4 Berdasarkan uraian latar belakang di atas, peneliti akan melakukan penelitian dengan judul: Pengaruh Model Pembelajaran Latihan Inkuiri Terhadap Keterampilan Proses Sains Siswa pada Materi Pokok Getaran Harmonis Kelas X Semester II SMA Negeri 15 Medan T.P 2016/2017. 1.2. Identifikasi Masalah Berdasarkan latar belakang masalah diatas beberapa masalah yang dapat diidentifikasikan: 1. Proses pembelajaran fisika masih cenderung berbasis hafalan teori, konsepkonsep dan rumus serta tidak didasarkan pada pengalaman siswa yang menyebabkan rendahnya keterampilan proses sains siswa. 2. Penilaian yang banyak dilakukan oleh guru adalah penilaian yang berorientasi pada hasil belajar saja tanpa memperhatikan penilaian lain seperti keterampilan proses sains siswa yang juga diperlukan dalam pembelajaran fisika. 3. Pembelajaran melalui metode eksperimen ataupun diskusi hanya sesekali dilakukan, sehingga partisipasi siswa dalam kegiatan pembelajaran masih rendah dan membuat keterampilan proses sains siswa tidak berkembang. 1.3.Batasan Masalah Mengingat luasnya ruang lingkup masalah dan keterbatasan waktu serta kemampuan penulis, maka perlu pembatasan masalah. Batasan masalah dalam penelitian adalah : 1. Model pembelajaran yang digunakan adalah model pembelajaran Latihan Inkuiri terhadap Keterampilan proses sains. 2. Objek yang diteliti adalah siswa kelas X SMA Negeri 15 Medan Tahun Pelajaran 2016/2017. 3. Materi yang diajarkan dalam penelitian ini adalah Getaran Harmonis kelas X SMA Negeri 15 Medan T/P 2016/2017.

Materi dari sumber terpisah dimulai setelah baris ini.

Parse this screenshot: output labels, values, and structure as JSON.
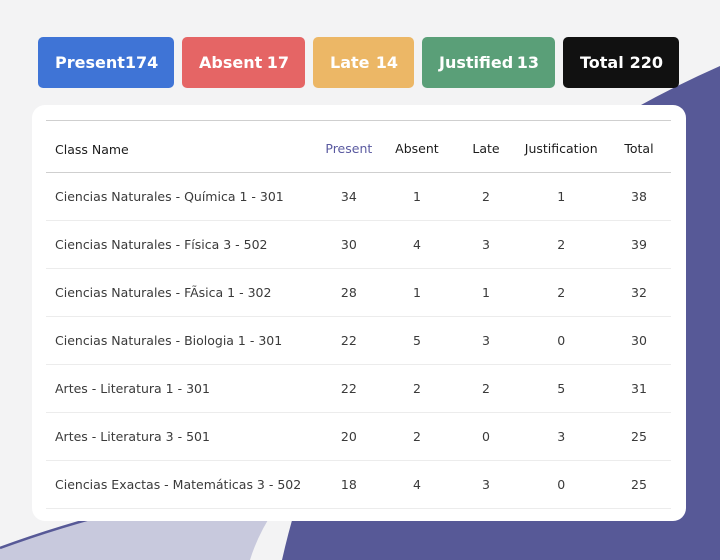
{
  "colors": {
    "background": "#f3f3f4",
    "present": "#3f74d6",
    "absent": "#e56565",
    "late": "#ecb766",
    "justified": "#5a9f78",
    "total": "#111111",
    "present_header": "#5a5aa0",
    "decor_dark": "#575997",
    "decor_light": "#c8c9dd"
  },
  "summary": [
    {
      "label": "Present",
      "value": "174",
      "color": "#3f74d6"
    },
    {
      "label": "Absent",
      "value": "17",
      "color": "#e56565"
    },
    {
      "label": "Late",
      "value": "14",
      "color": "#ecb766"
    },
    {
      "label": "Justified",
      "value": "13",
      "color": "#5a9f78"
    },
    {
      "label": "Total",
      "value": "220",
      "color": "#111111"
    }
  ],
  "table": {
    "headers": [
      "Class Name",
      "Present",
      "Absent",
      "Late",
      "Justification",
      "Total"
    ],
    "rows": [
      [
        "Ciencias Naturales - Química 1 - 301",
        "34",
        "1",
        "2",
        "1",
        "38"
      ],
      [
        "Ciencias Naturales - Física 3 - 502",
        "30",
        "4",
        "3",
        "2",
        "39"
      ],
      [
        "Ciencias Naturales - FÃsica 1 - 302",
        "28",
        "1",
        "1",
        "2",
        "32"
      ],
      [
        "Ciencias Naturales - Biologia 1 - 301",
        "22",
        "5",
        "3",
        "0",
        "30"
      ],
      [
        "Artes - Literatura 1 - 301",
        "22",
        "2",
        "2",
        "5",
        "31"
      ],
      [
        "Artes - Literatura 3 - 501",
        "20",
        "2",
        "0",
        "3",
        "25"
      ],
      [
        "Ciencias Exactas - Matemáticas 3 - 502",
        "18",
        "4",
        "3",
        "0",
        "25"
      ]
    ]
  }
}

5 1.4. Rumusan Masalah Berdasarkan batasan masalah di atas yang menjadi rumusan masalah dalam penelitian ini adalah : 1. Bagaimana keterampilan proses sains siswa menggunakan model pembelajaran latihan inkuiri pada materi pokok Getaran Harmonis di kelas X Semester II SMA Negeri 15 Medan Tahun Pelajaran 2016/2017? 2. Bagaimana keterampilan proses sains siswa menggunakan model pembelajaran konvensional pada materi pokok getaran harmonis di kelas X Semester II SMA Negeri 15 Medan Tahun Pelajaran 2016/2017? 3. Apakah ada pengaruh yang signifikan dari model pembelajaran latihan inkuiri terhadap keterampilan proses sains pada materi pokok Getaran Harmonis di Kelas X semester II SMA Negeri 15 Medan T.P 2016/2017? 1.5.Tujuan Penelitian Adapun yang menjadi tujuan penelitian ini adalah : 1. Mengetahui keterampilan proses sains siswa menggunakan model pembelajaran latihan inkuiri pada materi pokok Getaran Harmonis di kelas X Semester II SMA Negeri 15 Medan Tahun Pelajaran 2016/2017. 2. Mengetahui keterampilan proses sains siswa menggunakan model pembelajaran konvensional pada materi pokok Getaran Harmonis di kelas X Semester II SMA Negeri 15 Medan Tahun Pelajaran 2016/2017. 3. Mengetahui pengaruh signifikan Model Pembelajaran Latihan Inkuiri terhadap keterampilan proses sains pada materi pokok Getaran Harmonis di Kelas X semester II SMA Negeri 15 Medan T.P 2016/2017.

6 1.6. Manfaat Penelitian Ada manfaat yang diharapkan dari hasil penelitian ini adalah : 1. Sebagai bahan informasi Keterampilan proses sains dengan model pembelajaran Latihan Inkuiri di SMA Negeri 15 Medan. 2. Sebagai bahan pertimbangan bagi guru fisika untuk mempertimbangkan model pembelajaran Latihan Inkuiri. 3. Menjadi bahan perbandingan dan referensi bagi peneliti lain dalam melakukan penelitian lebih lanjut. 1.7. Defenisi Operasional Menggambarkan secara lebih operasional variabel dalam penelitian ini, berikut dikemukakan defenisi operasional masing-masing variable : 1. Belajar adalah proses interaksi antara diri manusia dengan lingkungannya untuk mengubah tingkah laku seseorang agar dapat memperoleh pemahaman-pemahaman misalnya dengan membaca, mengamati, mendengarkan, meniru, dan lain sebagainya sehingga tercapainya daya pikir dan tindakan yang berkualitas untuk memecahkan masalah-masalah yang kini dan nanti dihadapi siswa. 2. Keterampilan Proses Sains dapat diartikan sebagai kemampuan atau kecakapan untuk melaksanakan suatu tindakan dalam belajar sains sehingga menghasilkan konsep, teori, prinsip, hukum maupun fakta atau bukti. Indikator Adapun indikator dari keterampilan proses sains yang merupakan karakteristik dari masing-masing keterampilan adalah mengamati, menyususn hipotesis, memprediksi, menemukan pola dan hubungan, merancang percoban, berkomunikasi, dan mengukur dan menghitung.